Scott: Buffalo’s roster had such a different shape to it, I’m not going to take any stock in the Taylor-Clay history. Henry still could be a fine player, but this isn’t a connection I’m going to consider.
Dalton: Given Henry’s durability concerns, the competition for targets in LA, and my expectation of seeing a lot of Herbert, Henry is an easy pass at a loaded TE position. In fact, I barely have him inside my top-15 tight ends.
Liz: Hunter Henry leading all receivers in targets is the hottest I can get with this squad. However, I think we should talk a bit about Mike Williams. It’s hard to imagine him skimming his ceiling with a checkdown artist like Taylor under center. However, when Herbert — who has a cannon — eventually takes his place as the starter then Williams’ red zone potential should sky. For 2020 I don’t foresee Williams reeling in more than 6 spikes, but for managers in keeper leagues, I’d anticipate double-digit TDs in 2021.

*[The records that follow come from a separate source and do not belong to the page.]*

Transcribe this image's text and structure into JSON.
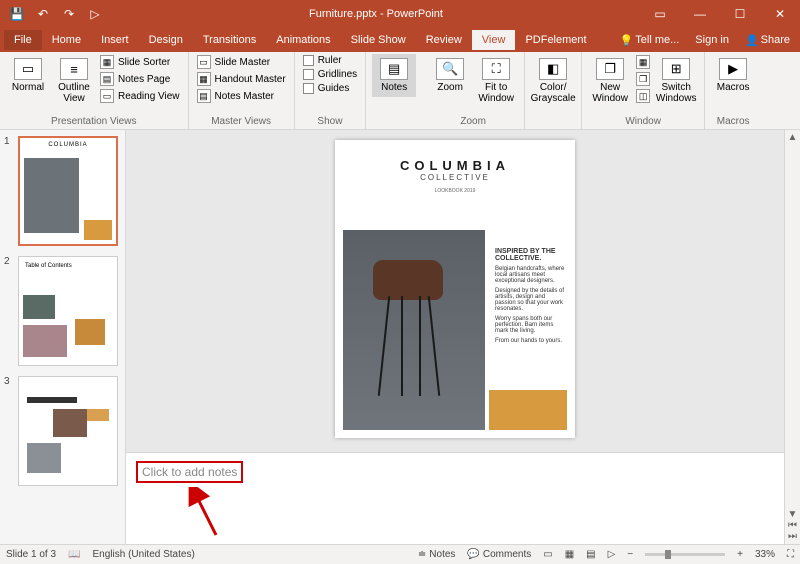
{
  "app": {
    "title": "Furniture.pptx - PowerPoint"
  },
  "qat": {
    "save": "💾",
    "undo": "↶",
    "redo": "↷",
    "start": "▷"
  },
  "wincontrols": {
    "opts": "▭",
    "min": "—",
    "max": "☐",
    "close": "✕"
  },
  "tabs": {
    "file": "File",
    "home": "Home",
    "insert": "Insert",
    "design": "Design",
    "transitions": "Transitions",
    "animations": "Animations",
    "slideshow": "Slide Show",
    "review": "Review",
    "view": "View",
    "pdfelement": "PDFelement"
  },
  "tabs_right": {
    "tellme": "Tell me...",
    "signin": "Sign in",
    "share": "Share"
  },
  "ribbon": {
    "presentation_views": {
      "label": "Presentation Views",
      "normal": "Normal",
      "outline": "Outline View",
      "slide_sorter": "Slide Sorter",
      "notes_page": "Notes Page",
      "reading_view": "Reading View"
    },
    "master_views": {
      "label": "Master Views",
      "slide_master": "Slide Master",
      "handout_master": "Handout Master",
      "notes_master": "Notes Master"
    },
    "show": {
      "label": "Show",
      "ruler": "Ruler",
      "gridlines": "Gridlines",
      "guides": "Guides"
    },
    "notes": "Notes",
    "zoom": {
      "label": "Zoom",
      "zoom": "Zoom",
      "fit": "Fit to Window"
    },
    "color": {
      "label": "",
      "color_grayscale": "Color/ Grayscale"
    },
    "window": {
      "label": "Window",
      "new_window": "New Window",
      "switch": "Switch Windows"
    },
    "macros": {
      "label": "Macros",
      "macros": "Macros"
    }
  },
  "slides": [
    1,
    2,
    3
  ],
  "slide_content": {
    "title": "COLUMBIA",
    "subtitle": "COLLECTIVE",
    "lookbook": "LOOKBOOK 2019",
    "inspired_h": "INSPIRED BY THE COLLECTIVE.",
    "body1": "Belgian handcrafts, where local artisans meet exceptional designers.",
    "body2": "Designed by the details of artisits, design and passion so that your work resonates.",
    "body3": "Worry spans both our perfection. Barn items mark the living.",
    "body4": "From our hands to yours."
  },
  "thumb2": {
    "title": "Table of Contents"
  },
  "notes": {
    "placeholder": "Click to add notes"
  },
  "status": {
    "slide": "Slide 1 of 3",
    "lang": "English (United States)",
    "notes": "Notes",
    "comments": "Comments",
    "zoom": "33%"
  }
}
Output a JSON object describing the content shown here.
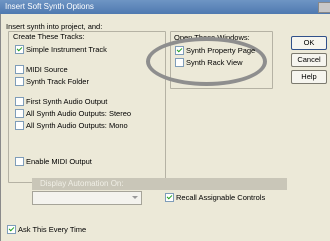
{
  "window": {
    "title": "Insert Soft Synth Options"
  },
  "intro": "Insert synth into project, and:",
  "create_group": {
    "label": "Create These Tracks:",
    "items": [
      {
        "label": "Simple Instrument Track",
        "checked": true
      },
      {
        "label": "MIDI Source",
        "checked": false
      },
      {
        "label": "Synth Track Folder",
        "checked": false
      },
      {
        "label": "First Synth Audio Output",
        "checked": false
      },
      {
        "label": "All Synth Audio Outputs: Stereo",
        "checked": false
      },
      {
        "label": "All Synth Audio Outputs: Mono",
        "checked": false
      }
    ],
    "enable_midi": {
      "label": "Enable MIDI Output",
      "checked": false
    }
  },
  "open_group": {
    "label": "Open These Windows:",
    "items": [
      {
        "label": "Synth Property Page",
        "checked": true
      },
      {
        "label": "Synth Rack View",
        "checked": false
      }
    ]
  },
  "buttons": {
    "ok": "OK",
    "cancel": "Cancel",
    "help": "Help"
  },
  "automation": {
    "header": "Display Automation On:",
    "combo_value": "",
    "recall": {
      "label": "Recall Assignable Controls",
      "checked": true
    }
  },
  "ask": {
    "label": "Ask This Every Time",
    "checked": true
  },
  "colors": {
    "titlebar": "#5a84b8",
    "highlight_ring": "#8e8e8e",
    "check": "#21a121"
  }
}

OVER/UNDER on 7.5 Win Total from BetMGM
Scott: I’m surprised the juice leans to the optimistic side, given the Chargers have major questions at the one position you simply can’t have questions at: Quarterback. The Lightning Bolts made just two playoff appearances last decade, the classic example of a team that was mighty on paper, disappointing on the field. I’m not sold on Anthony Lynn as a head coach, either. I can only go UNDER in LA.